Los prisioneros de Epstein Mossad, cargos del régimen imperial por el que pone la cara Trump, ese rosado naranja como zanahoria, viendo la manifestación masiva del pueblo de Cuba celebrando a la clase obrera, que es del mundo, han sufrido un movimiento telúrico que afecta a sus pies hundidos en las arenas movedizas de la crisis capitalista. Lo último que les queda para salvarse es ahogar a cuantos pueblos les sea posible para colocarlos bajo sus pies, y pisando sobre ellos intentar sacar la cabeza para salvarse de morir bajo el barro y quedarse petrificado como una momia. Después los pueblos la colocarían en el museo que testimonia, para que las generaciones futuras sepan como era el monstruo al que Cuba le rompió el molde. Porque el problema del imperialismo queda manifiesto cuando su psicópata pedófilo preferido prisionero del sionazismo, sale diciendo qué va a hacer con Cuba.

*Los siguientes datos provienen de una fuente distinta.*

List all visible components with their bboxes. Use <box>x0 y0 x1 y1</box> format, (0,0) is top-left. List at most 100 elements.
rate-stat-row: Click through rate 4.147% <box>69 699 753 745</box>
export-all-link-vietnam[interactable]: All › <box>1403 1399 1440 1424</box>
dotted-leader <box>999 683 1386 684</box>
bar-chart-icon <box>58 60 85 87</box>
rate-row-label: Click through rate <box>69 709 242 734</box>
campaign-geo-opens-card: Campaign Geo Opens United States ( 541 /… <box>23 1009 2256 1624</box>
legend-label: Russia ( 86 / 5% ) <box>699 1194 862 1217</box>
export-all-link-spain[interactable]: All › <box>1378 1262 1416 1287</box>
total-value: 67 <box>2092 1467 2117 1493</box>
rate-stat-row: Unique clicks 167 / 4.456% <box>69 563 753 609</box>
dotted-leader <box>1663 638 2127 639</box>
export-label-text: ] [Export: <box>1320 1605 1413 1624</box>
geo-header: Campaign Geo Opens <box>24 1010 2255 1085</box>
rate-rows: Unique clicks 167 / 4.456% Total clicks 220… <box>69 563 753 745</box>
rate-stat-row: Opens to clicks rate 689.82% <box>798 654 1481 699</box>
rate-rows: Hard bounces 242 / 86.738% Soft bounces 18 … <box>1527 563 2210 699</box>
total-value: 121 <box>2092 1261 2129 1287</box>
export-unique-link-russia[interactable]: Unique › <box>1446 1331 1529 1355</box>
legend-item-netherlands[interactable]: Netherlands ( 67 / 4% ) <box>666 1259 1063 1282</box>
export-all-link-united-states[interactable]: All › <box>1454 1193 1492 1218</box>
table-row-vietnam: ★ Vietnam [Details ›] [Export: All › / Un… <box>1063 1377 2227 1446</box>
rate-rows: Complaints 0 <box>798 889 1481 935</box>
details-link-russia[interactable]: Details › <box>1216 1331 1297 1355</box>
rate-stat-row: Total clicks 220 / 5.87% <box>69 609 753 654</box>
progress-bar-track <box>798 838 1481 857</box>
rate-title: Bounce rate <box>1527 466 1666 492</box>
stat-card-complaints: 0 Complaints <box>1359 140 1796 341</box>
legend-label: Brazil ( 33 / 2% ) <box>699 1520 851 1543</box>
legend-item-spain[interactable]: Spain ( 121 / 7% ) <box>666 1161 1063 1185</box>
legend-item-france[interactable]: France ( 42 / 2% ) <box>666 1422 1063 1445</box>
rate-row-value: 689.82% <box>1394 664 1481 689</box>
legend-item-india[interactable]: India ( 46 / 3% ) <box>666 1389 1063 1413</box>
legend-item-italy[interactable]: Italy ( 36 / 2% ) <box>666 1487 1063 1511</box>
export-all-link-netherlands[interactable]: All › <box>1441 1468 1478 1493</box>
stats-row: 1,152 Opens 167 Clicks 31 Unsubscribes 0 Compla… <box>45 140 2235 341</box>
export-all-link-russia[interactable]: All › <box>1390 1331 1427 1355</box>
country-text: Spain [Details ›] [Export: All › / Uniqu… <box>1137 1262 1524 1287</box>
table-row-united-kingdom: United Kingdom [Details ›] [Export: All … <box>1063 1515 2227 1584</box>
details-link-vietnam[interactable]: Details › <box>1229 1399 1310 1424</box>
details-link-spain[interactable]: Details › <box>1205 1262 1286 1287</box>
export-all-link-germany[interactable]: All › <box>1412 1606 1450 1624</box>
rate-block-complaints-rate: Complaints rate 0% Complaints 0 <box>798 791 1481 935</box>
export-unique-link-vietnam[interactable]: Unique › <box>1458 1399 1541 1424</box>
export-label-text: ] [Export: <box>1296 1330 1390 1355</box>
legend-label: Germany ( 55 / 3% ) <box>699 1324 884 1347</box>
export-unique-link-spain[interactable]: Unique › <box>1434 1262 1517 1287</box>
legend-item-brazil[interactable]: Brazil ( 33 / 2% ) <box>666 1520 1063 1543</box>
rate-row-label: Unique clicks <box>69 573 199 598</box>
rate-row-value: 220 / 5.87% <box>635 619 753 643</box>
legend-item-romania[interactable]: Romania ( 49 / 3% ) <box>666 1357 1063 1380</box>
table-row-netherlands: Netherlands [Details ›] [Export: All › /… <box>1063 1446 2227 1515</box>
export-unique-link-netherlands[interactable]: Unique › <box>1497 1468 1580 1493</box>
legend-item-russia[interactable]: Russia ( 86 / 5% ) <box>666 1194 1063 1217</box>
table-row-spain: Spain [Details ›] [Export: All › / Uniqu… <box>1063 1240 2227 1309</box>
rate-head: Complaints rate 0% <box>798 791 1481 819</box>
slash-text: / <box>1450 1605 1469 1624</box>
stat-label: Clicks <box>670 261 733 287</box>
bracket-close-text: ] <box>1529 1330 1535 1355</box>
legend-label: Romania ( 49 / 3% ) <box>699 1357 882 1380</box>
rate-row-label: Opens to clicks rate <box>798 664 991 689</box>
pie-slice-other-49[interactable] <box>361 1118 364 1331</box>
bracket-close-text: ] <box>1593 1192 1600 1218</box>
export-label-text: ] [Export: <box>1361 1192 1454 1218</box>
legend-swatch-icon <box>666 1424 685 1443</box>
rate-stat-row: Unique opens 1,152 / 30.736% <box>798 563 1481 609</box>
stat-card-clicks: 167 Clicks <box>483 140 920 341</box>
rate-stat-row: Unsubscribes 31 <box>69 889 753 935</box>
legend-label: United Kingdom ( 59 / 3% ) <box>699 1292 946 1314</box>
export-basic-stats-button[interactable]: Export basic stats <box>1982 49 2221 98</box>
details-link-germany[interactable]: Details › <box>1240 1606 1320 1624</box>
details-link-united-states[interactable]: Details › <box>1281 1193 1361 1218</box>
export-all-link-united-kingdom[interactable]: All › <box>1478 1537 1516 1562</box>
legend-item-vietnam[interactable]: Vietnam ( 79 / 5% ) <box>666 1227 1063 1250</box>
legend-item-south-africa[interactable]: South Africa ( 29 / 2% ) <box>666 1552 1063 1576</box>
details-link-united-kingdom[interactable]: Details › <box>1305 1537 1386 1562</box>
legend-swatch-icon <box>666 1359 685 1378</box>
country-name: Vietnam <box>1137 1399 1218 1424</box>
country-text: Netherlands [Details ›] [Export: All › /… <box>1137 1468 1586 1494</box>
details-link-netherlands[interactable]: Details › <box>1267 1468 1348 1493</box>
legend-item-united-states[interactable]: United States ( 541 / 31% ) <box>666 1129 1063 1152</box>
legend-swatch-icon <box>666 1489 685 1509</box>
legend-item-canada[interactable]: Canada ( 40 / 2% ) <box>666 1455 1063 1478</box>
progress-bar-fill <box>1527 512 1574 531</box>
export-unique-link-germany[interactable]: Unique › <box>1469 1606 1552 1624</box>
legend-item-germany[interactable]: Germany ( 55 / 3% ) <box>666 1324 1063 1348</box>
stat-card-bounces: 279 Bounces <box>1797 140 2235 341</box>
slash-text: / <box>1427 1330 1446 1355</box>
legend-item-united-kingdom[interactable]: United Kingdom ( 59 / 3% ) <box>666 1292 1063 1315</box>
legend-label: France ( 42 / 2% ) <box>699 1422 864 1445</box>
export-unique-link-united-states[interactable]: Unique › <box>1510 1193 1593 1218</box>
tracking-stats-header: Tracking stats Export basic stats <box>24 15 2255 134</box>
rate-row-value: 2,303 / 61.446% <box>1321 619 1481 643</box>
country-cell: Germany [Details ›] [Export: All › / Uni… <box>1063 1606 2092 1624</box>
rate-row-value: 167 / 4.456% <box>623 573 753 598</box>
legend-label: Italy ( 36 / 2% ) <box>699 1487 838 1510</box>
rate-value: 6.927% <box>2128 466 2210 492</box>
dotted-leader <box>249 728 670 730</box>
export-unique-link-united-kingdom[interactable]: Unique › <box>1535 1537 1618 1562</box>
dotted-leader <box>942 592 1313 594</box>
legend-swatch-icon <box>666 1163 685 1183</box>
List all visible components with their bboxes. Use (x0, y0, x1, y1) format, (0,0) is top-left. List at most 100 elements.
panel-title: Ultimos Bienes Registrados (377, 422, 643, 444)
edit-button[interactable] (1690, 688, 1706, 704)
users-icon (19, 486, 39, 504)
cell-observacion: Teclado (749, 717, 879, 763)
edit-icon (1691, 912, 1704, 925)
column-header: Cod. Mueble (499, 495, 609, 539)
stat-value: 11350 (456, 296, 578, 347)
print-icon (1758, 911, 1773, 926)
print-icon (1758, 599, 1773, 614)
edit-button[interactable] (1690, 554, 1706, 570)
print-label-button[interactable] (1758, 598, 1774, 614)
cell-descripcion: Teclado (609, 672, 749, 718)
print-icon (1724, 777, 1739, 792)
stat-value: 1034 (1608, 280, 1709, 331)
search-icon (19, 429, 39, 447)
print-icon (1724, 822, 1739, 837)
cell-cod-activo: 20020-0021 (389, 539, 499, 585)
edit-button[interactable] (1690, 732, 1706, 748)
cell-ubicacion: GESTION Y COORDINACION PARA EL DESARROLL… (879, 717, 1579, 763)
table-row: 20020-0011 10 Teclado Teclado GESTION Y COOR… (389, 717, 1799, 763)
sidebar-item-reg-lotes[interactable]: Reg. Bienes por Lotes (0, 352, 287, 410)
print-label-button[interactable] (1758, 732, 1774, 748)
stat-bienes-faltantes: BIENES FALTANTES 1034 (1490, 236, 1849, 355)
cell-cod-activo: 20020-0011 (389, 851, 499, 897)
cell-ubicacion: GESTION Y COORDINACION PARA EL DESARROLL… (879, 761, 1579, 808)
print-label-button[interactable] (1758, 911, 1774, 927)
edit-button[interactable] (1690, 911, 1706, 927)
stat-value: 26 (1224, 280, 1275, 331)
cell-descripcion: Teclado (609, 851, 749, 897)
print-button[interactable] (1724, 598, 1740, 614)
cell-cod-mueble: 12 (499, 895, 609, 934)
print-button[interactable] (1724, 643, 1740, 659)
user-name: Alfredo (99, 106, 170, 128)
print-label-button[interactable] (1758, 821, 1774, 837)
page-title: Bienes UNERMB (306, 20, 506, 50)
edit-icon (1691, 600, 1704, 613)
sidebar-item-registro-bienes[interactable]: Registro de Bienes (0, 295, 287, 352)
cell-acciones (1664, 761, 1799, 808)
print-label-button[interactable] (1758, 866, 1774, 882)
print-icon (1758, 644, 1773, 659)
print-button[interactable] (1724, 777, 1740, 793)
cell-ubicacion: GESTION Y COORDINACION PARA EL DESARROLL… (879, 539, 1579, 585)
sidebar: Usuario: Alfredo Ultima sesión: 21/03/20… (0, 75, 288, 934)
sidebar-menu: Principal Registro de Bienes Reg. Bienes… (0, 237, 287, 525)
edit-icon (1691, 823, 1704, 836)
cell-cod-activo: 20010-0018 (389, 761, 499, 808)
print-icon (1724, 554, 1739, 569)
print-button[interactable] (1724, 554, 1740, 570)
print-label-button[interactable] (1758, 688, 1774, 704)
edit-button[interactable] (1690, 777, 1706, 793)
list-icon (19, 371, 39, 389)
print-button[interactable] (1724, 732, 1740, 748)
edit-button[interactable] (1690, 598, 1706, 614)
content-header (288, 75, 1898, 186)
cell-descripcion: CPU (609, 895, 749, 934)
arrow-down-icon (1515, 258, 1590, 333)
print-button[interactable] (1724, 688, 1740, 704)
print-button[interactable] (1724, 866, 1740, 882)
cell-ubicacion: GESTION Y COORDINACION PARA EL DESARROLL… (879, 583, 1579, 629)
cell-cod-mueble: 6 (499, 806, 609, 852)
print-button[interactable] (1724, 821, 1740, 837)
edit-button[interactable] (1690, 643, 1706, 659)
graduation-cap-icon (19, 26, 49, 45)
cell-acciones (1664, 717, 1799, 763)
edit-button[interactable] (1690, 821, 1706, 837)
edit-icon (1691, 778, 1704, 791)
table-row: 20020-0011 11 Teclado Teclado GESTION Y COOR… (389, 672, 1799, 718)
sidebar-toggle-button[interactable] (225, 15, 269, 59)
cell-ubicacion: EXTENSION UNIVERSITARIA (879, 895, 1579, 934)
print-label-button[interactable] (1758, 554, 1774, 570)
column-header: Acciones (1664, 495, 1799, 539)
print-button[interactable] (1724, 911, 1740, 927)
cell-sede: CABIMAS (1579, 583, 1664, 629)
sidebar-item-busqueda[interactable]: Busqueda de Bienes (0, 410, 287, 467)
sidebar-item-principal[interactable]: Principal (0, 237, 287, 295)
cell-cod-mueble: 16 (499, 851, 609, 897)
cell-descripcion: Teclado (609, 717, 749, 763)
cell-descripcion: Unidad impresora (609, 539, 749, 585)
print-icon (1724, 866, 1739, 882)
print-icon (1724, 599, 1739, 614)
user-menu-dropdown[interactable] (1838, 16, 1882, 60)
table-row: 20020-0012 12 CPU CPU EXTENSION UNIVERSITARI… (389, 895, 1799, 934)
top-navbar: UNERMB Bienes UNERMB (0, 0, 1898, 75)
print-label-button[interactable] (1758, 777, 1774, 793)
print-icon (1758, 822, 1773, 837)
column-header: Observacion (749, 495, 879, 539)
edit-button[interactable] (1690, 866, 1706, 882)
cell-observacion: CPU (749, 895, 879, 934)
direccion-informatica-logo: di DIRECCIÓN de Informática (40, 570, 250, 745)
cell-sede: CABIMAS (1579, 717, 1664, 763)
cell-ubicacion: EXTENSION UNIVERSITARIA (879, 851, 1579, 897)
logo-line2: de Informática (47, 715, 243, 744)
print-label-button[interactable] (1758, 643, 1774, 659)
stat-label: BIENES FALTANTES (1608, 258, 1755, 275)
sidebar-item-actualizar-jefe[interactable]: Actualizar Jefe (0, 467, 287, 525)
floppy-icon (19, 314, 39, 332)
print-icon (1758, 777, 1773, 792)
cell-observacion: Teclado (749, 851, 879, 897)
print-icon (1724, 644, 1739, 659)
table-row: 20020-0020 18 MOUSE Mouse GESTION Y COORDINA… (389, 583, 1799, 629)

Nadie va a negar que son días de palpitaciones, que algunos horas de primavera se parecen tanto al otoño que no sabe uno …, aunque el conocimiento en la memoria dice que siempre saldrá el sol por el este, que siempre se sostiene la luz en el cielo, que siempre el futuro vence al invasor, … aunque éste día se parezca al otoño.

El genocidio cría fama de criminal a quien corresponde. El genocidio causado por bloqueo, que es un acto de guerra, un crimen de lesa humanidad, con sus asesinatos por cierre de todos los medios, por destrucción de la vida, sin alimentos, sin medicinas, sin energía, … forzando para hacer desaparecer al pueblo, y lo que el imperialismo hace al pueblo de Cuba después se lo harán a los demás, el genocidio, decía, cría fama, y el criminal no se echa a dormir. El genocidio va en el cuerpo pesado del colonialista-imperialista que se hunde en las arenas movedizas de su crisis. La Historia no le da ni una pizca de razón, y cuanto más produce de lo suyo, más, más, más crímenes, menos, menos, menos … perdón. El sol de la Historia lo escribe todo.

Cuba es geografía que el ejército popular se inserta, su organismo diversifica y multiplica resistencia, y su plasma sanguíneo es digno de combate. Resiste el aire y la piel, resiste el sol que viene primaveral y el músculo que llama en la caja torácica, en la muñeca y la sien. El invasor ignora de dónde come la raíz del pueblo, y por qué y cómo crece. El invasor ve que es comido por los pies, es papel verde de Washington colgando del gancho del Banco Mundial-FMI-Swift letrina mundial. El genocida se inviste con ropa de sangre no lavable, y los pueblos rojos, negros, amarillos, blancos, … ojos de trabajo, le ven, ven que en este rato se ha hundido un poco más en las arenas movedizas de su crisis, arenas que le dejaran momificado.

Mientras, el 1º de mayo el pueblo de Cuba rompe el molde imperialista.